Racial differences have been reported previously by others. For instance, a representative survey of the U.S. population turned up a similar dichotomy of when different ethnic groups enter various stages of puberty. Germaine M. Buck of the National Institute of Child Health and Human Development and her coworkers noted that among black girls, the mean age for onset of pubic hair, breast development, and menarche were 9.5, 9.5, and 12.1 years. Among Mexican Americans, those milestones came slightly later, and among white girls, they occurred some 6 to 12 months later than among the black girls.
In Windham’s new study, somewhat less than one-quarter of the heavy smokers’ daughters were on the late side in reaching menarche—that is, at least age 13—compared with fully 36 percent of daughters born to heavy tea drinkers.
What’s the big deal?
“Our concern,” Windham says, is that the smoking-related results from the new study signal “that something is going on that’s affecting hormones early on . . . and that for some girls, [the advance in menarche is] more than a few months.”
Aside from advancing the age at which parents must worry about how a daughter will handle sexual advances from men, what difference does a girl’s early sexual-maturity make?

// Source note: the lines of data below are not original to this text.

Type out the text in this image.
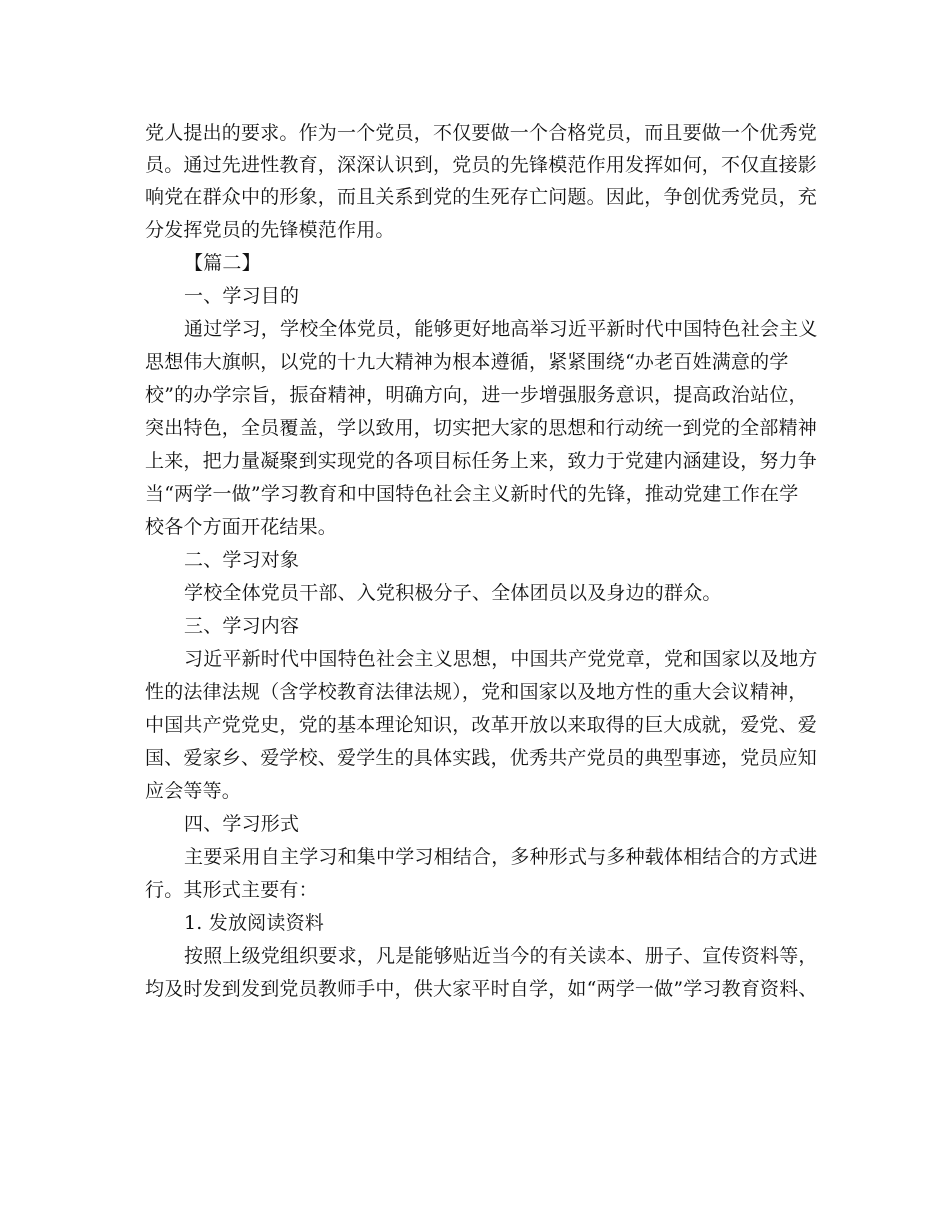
党人提出的要求。作为一个党员，不仅要做一个合格党员，而且要做一个优秀党
员。通过先进性教育，深深认识到，党员的先锋模范作用发挥如何，不仅直接影
响党在群众中的形象，而且关系到党的生死存亡问题。因此，争创优秀党员，充
分发挥党员的先锋模范作用。
【篇二】
一、学习目的
通过学习，学校全体党员，能够更好地高举习近平新时代中国特色社会主义
思想伟大旗帜，以党的十九大精神为根本遵循，紧紧围绕“办老百姓满意的学
校”的办学宗旨，振奋精神，明确方向，进一步增强服务意识，提高政治站位，
突出特色，全员覆盖，学以致用，切实把大家的思想和行动统一到党的全部精神
上来，把力量凝聚到实现党的各项目标任务上来，致力于党建内涵建设，努力争
当“两学一做”学习教育和中国特色社会主义新时代的先锋，推动党建工作在学
校各个方面开花结果。
二、学习对象
学校全体党员干部、入党积极分子、全体团员以及身边的群众。
三、学习内容
习近平新时代中国特色社会主义思想，中国共产党党章，党和国家以及地方
性的法律法规（含学校教育法律法规），党和国家以及地方性的重大会议精神，
中国共产党党史，党的基本理论知识，改革开放以来取得的巨大成就，爱党、爱
国、爱家乡、爱学校、爱学生的具体实践，优秀共产党员的典型事迹，党员应知
应会等等。
四、学习形式
主要采用自主学习和集中学习相结合，多种形式与多种载体相结合的方式进
行。其形式主要有：
1. 发放阅读资料
按照上级党组织要求，凡是能够贴近当今的有关读本、册子、宣传资料等，
均及时发到发到党员教师手中，供大家平时自学，如“两学一做”学习教育资料、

Plenty.
Early menarche is one of the more significant risk factors for breast cancer. It tends to signal when a woman begins ovulating and thus producing high monthly elevations in estrogen, a hormone that can feed the growth of most tumors starting in the breast and other reproductive tissues.
In follow-up research, Windham will be looking for evidence of smoking’s impact on menarche in data from a previous study of mother-daughter pairs living on the East Coast. The volunteers in this study contain a larger share of blacks than the newly reported West Coast study does. Windham will also take part in a large federal study of institutions around the country that are investigating environmental factors that might be altering the timing of girls’ reproductive development.